How to debug in BrainPy#

Colab Open in Kaggle

import jax
import brainpy as bp
import brainpy.math as bm



jax.disable_jit() context#

To debug your model on BrainPy, users should turn off the JIT mode by using jax.disable_jit().

def f1(a):
    print(f'call, a = {a} ...')
    return a

With JIT mode, the above code will produce:

call, a = Traced<ShapedArray(float32[], weak_type=True)>with<DynamicJaxprTrace(level=1/0)> ...
call, a = Traced<ShapedArray(float32[], weak_type=True)>with<DynamicJaxprTrace(level=1/0)> ...
Array(1., dtype=float32, weak_type=True)

The first call is used to infer the dynamical variables (brainpy.math.Variable) used in this function. The second call is used to compile the whole function. Note that, with JIT mode, we cannot get the concrete values in the function.

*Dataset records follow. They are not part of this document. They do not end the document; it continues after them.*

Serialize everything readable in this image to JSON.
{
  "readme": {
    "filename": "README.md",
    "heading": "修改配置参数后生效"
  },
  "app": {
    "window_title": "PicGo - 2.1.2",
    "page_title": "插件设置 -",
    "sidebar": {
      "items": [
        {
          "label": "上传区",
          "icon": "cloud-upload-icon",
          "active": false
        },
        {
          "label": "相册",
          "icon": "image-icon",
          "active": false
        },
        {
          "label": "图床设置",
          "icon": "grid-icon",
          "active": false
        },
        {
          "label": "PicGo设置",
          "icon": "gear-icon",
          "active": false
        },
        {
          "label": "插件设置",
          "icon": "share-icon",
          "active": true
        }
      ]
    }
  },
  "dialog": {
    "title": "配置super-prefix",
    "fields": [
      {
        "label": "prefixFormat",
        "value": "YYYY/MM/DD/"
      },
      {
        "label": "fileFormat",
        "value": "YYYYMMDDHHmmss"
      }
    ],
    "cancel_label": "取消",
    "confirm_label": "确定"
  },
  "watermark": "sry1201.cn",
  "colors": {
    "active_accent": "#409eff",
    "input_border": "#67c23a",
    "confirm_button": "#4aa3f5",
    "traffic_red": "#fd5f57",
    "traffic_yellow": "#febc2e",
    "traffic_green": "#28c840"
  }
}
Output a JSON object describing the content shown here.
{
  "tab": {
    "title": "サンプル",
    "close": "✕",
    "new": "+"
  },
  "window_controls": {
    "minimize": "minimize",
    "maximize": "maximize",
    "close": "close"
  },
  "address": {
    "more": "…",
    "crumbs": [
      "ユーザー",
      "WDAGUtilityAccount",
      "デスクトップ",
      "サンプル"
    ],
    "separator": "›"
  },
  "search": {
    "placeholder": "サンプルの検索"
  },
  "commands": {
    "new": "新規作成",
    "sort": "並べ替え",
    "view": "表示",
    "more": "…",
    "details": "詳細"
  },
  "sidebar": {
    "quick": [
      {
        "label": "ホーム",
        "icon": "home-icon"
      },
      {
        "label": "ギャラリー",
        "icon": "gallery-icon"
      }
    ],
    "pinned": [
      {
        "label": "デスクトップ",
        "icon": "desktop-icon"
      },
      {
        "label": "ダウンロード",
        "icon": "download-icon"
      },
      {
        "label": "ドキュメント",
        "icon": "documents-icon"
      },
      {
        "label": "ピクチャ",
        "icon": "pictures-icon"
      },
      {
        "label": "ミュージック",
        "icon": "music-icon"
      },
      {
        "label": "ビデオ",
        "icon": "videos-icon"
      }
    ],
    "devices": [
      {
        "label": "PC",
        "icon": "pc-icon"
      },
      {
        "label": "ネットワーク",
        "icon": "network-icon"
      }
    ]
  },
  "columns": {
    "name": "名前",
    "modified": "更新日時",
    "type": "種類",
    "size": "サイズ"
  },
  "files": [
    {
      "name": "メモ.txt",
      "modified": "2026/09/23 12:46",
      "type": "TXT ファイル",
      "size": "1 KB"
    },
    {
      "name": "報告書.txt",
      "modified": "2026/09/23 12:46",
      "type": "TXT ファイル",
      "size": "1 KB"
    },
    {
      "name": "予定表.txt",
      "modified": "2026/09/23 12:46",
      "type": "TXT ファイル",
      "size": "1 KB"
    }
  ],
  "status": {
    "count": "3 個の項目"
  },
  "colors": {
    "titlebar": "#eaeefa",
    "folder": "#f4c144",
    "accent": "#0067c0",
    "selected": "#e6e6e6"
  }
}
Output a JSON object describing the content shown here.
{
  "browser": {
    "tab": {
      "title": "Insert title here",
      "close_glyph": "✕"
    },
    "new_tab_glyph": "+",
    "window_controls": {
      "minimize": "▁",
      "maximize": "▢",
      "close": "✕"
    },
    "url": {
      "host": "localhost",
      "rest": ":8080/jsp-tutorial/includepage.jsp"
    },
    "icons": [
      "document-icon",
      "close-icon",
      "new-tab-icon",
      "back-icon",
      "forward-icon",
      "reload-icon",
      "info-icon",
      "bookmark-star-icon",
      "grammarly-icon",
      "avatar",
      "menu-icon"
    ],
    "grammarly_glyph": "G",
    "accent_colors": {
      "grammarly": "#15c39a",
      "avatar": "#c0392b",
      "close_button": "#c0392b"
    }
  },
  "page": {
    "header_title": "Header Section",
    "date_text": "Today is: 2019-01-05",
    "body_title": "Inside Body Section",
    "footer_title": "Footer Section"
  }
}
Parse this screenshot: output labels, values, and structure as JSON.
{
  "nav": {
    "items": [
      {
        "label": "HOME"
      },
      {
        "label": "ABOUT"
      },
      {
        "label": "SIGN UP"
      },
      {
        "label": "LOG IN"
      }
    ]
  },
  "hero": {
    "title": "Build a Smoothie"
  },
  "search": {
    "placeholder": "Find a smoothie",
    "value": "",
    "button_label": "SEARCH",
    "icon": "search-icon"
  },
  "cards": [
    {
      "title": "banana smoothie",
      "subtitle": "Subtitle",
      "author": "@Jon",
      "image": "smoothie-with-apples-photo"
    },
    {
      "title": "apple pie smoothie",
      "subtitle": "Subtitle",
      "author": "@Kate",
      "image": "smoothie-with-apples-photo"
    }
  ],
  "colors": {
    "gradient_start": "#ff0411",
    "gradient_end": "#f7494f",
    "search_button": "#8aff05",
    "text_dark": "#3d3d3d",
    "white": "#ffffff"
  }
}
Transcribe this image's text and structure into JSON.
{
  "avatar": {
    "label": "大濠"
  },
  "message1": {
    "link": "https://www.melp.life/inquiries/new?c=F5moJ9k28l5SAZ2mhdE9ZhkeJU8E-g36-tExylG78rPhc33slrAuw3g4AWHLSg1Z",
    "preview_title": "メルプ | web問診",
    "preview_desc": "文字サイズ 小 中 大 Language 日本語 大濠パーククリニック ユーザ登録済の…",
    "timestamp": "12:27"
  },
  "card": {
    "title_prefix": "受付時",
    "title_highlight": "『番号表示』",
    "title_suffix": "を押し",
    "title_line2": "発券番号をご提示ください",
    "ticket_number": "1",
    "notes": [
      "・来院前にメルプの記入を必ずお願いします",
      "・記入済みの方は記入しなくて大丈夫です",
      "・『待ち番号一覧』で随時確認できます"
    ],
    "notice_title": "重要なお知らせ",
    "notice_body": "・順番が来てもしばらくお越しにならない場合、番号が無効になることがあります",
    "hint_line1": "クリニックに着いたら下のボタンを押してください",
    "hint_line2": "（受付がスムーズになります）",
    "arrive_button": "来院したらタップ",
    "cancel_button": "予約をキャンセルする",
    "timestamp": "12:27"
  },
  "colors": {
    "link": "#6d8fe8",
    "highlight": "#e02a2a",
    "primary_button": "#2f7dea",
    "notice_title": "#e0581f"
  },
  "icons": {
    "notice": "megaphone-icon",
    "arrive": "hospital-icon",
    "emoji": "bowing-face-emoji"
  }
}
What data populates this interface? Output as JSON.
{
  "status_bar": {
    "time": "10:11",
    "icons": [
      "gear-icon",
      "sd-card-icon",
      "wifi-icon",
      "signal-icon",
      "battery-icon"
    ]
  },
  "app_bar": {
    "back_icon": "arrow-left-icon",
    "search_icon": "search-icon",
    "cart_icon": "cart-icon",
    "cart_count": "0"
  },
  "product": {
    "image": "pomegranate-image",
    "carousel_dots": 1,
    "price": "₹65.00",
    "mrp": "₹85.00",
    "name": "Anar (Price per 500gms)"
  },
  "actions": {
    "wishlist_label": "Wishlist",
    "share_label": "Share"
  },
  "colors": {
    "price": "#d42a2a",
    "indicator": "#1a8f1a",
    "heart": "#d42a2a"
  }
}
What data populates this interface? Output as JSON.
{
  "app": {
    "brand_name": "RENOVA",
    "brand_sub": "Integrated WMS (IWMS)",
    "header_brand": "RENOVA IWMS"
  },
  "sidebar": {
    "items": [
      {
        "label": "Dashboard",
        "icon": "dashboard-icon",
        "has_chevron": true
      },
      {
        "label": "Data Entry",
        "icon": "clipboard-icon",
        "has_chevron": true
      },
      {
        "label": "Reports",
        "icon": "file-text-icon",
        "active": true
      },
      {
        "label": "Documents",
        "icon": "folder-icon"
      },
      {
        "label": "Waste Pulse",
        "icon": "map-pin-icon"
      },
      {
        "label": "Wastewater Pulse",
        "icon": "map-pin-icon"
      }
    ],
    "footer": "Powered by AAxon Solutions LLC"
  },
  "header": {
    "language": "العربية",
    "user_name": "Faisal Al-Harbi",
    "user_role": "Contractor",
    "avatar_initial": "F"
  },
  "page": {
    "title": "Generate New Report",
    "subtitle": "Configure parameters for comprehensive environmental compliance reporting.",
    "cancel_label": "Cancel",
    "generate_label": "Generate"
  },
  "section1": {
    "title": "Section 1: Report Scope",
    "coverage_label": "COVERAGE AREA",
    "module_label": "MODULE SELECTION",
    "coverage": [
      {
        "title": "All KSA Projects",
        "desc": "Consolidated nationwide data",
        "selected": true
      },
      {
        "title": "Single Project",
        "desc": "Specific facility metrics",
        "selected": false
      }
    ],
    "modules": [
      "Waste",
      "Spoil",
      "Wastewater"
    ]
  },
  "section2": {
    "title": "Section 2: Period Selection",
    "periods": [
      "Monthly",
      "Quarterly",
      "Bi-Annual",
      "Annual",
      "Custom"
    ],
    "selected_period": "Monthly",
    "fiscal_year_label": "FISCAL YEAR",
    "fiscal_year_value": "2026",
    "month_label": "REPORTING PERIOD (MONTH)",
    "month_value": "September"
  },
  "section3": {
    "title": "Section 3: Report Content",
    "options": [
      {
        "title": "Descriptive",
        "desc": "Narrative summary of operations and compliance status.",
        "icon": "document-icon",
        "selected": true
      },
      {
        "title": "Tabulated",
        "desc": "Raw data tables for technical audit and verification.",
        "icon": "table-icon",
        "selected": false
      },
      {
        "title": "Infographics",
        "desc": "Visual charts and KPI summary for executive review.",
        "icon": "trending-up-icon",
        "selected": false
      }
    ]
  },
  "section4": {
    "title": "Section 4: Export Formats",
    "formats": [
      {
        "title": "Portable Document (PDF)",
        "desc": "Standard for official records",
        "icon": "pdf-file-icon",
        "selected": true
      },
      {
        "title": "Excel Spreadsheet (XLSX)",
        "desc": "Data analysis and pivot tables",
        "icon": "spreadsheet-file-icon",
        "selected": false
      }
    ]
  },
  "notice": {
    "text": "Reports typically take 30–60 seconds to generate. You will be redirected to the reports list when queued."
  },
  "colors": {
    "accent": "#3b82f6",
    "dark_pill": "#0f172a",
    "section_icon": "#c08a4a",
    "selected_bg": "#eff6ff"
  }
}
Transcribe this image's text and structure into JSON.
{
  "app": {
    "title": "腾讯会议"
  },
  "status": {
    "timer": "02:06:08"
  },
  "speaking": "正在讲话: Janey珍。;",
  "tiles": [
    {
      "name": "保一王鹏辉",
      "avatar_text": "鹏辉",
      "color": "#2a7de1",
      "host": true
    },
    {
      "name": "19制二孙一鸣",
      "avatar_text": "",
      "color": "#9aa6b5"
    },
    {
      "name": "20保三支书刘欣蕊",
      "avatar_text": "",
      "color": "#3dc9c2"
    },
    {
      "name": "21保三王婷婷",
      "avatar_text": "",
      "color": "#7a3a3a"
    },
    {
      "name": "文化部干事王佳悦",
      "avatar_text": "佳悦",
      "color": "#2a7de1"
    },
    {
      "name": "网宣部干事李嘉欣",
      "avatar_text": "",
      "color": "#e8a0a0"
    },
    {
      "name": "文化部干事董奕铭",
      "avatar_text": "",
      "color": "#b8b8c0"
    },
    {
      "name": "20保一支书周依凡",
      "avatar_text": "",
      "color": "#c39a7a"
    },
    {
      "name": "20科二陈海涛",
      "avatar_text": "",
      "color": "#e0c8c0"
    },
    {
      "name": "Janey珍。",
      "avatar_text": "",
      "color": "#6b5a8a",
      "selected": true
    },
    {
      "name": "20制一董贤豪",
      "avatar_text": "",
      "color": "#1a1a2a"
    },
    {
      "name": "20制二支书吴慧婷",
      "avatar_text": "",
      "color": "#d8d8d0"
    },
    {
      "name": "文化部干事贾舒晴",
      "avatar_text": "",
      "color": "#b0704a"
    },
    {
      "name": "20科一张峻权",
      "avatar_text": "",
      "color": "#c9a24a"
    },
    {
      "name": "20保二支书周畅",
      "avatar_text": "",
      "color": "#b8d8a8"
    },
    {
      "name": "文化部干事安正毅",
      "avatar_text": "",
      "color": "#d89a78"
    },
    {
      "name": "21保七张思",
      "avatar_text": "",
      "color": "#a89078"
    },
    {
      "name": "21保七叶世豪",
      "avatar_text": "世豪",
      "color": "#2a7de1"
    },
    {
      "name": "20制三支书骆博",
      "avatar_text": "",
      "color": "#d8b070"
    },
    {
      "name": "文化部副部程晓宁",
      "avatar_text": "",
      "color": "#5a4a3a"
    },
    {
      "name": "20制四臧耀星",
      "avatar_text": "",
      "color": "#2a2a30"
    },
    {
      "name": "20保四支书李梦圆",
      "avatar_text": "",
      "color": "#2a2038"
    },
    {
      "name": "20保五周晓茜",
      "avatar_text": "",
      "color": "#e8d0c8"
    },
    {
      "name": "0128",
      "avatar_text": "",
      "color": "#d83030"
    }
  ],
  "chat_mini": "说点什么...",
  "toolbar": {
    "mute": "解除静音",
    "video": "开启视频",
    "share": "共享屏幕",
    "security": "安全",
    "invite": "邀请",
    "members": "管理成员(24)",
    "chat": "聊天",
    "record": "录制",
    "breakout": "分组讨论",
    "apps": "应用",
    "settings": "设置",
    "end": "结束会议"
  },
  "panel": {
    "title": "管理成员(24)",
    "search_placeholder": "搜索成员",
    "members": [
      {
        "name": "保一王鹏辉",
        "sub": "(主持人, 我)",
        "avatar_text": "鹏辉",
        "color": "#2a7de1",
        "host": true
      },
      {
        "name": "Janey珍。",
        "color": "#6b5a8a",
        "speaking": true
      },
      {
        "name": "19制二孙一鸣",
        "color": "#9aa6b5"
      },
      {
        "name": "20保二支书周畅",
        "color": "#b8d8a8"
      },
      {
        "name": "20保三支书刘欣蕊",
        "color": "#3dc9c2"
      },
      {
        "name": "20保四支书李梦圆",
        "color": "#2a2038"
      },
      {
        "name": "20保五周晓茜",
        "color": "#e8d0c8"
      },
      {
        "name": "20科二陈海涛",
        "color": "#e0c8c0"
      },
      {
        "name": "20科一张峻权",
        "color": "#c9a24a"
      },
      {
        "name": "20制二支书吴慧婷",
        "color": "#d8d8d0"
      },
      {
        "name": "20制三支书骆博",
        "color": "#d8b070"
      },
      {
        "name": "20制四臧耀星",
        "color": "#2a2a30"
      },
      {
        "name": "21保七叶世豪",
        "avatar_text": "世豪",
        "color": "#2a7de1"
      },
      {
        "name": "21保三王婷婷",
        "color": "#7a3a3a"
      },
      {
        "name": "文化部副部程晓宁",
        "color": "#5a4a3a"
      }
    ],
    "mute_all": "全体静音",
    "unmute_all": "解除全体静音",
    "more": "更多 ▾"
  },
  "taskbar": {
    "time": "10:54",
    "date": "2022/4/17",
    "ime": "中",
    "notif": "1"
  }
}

We can turn off the JIT with jax.disable_jit() context manager.

with jax.disable_jit():
call, a = 1.0 ...

As you can see, the above code prints the concrete value used in the model. In such a way, ones can integrate standard debugging tools in your model design.

jax.disable_jit() works for most brainpy transformations, including:

  • brainpy.math.jit()

  • brainpy.math.grad()

  • brainpy.math.vector_grad()

  • brainpy.math.while_loop()

  • brainpy.math.cond()

  • brainpy.math.ifelse()

brainpy.DSRunner(..., jit=False)#

If users are using brainpy.DSRunner, you can initialize brainpy.DSRunner(..., jit=False) to disable JIT compilation when simulating a brain dynamics model.

brainpy.for_loop(..., jit=False)#

Similarly, if users are using brainpy.for_loop, you can put a jit=False argument into the for_loop transformation, then the JIT compilation will be removed.